Аркес и Блумер наблюдали этот эффект в самых разных версиях сюжетов и даже провели тест со студентами экономического отделения, которые уже изучали этот эффект на своих занятиях. Их результаты ничем не отличались от результатов неподготовленных участников, которые ничего не знали об эффекте невозвратных затрат. Для психологов вывод был очевиден: отказываясь от невыгодного дела, человек допускает, что перед этим совершил ошибку, а психологическая цена такого действия слишком высока. «Признать, что деньги потрачены впустую, крайне сложно, – писали они. – Но можно избежать необходимости признавать это, если продолжать действовать так же, как раньше, как будто все предыдущие траты были разумными и обоснованными. Хороший способ подпитывать это убеждение – вкладывать дополнительные средства». Действительно, в другом независимом исследовании психолог Барри Стоу обнаружил: сообщить человеку, что он принял неудачное инвестиционное решение, недостаточно, чтобы заставить его пересмотреть это решение. Студенты бизнес-школы, которые чувствовали, что неудачно вложили деньги, продолжали делать инвестиции, причем намного более крупные, чем при любых других условиях.

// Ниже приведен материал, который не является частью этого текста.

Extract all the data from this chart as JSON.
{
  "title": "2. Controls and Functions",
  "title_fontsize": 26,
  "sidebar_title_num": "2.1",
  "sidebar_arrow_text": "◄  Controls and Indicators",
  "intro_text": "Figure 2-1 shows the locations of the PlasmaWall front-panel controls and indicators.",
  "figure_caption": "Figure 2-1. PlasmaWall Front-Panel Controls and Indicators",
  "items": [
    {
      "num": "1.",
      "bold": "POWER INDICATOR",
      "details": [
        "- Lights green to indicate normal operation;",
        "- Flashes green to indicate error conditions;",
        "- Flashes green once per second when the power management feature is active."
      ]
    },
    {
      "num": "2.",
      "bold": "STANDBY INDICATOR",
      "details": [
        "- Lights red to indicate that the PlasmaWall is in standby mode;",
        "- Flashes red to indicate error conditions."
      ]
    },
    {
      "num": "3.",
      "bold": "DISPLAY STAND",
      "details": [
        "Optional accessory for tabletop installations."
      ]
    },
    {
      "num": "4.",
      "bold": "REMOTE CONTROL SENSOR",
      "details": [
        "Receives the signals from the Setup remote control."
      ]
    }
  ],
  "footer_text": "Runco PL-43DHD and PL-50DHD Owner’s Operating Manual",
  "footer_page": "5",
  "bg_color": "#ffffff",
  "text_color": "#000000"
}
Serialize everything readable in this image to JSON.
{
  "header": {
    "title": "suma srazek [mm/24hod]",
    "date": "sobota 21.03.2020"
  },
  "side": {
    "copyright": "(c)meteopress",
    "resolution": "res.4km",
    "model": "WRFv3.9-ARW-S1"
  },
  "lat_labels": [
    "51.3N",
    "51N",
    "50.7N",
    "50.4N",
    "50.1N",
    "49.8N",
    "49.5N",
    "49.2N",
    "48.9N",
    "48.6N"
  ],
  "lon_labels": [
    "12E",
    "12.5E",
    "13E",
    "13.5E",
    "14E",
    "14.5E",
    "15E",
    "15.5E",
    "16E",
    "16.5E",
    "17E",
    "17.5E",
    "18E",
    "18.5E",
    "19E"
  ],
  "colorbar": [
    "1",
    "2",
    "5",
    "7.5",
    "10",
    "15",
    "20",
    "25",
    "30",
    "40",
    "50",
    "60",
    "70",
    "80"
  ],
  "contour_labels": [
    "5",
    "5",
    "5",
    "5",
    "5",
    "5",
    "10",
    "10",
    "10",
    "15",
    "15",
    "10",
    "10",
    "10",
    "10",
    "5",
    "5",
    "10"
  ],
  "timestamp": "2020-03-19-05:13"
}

Дело в том, что, как и большинство когнитивных искажений, психология невозвратных затрат – выжидать, несмотря на непрерывную череду потерь, – не всегда иррациональна. Возьмем эффект ловушки, когда люди постоянно несут небольшие потери в ожидании конечной цели – как пассажиры, которые уже час ждут автобуса, но все равно не хотят вызывать такси, потому что автобус еще может прийти. И действительно, иногда он приходит. Ради большой награды мы готовы пойти на значительно больший риск. Строительство плотины в том районе, который давно в ней нуждался, принесет экономическую выгоду, исчисляющуюся в миллиардах долларов. Обнаруженное достояние мирового искусства подтвердит вашу роль как первооткрывателя сокровищницы шедевров абстрактного экспрессионизма. Единственная проблема в том, что мы не можем увидеть реальную картину, а поэтому недооцениваем риск и переоцениваем шансы на успех. Чем дольше мы остаемся в игре, чем больше в нее вкладываем и даже теряем, тем дольше мы будем упорствовать, утверждая, что все в конце концов уладится. На этапе разбивки мы столкнулись с первыми потерями: казалось бы, тут и следует выйти из игры, но вместо этого мы переходим на этап добавки, у нас как будто открывается второе дыхание, и после этого мошенник разыгрывает взятку как по нотам.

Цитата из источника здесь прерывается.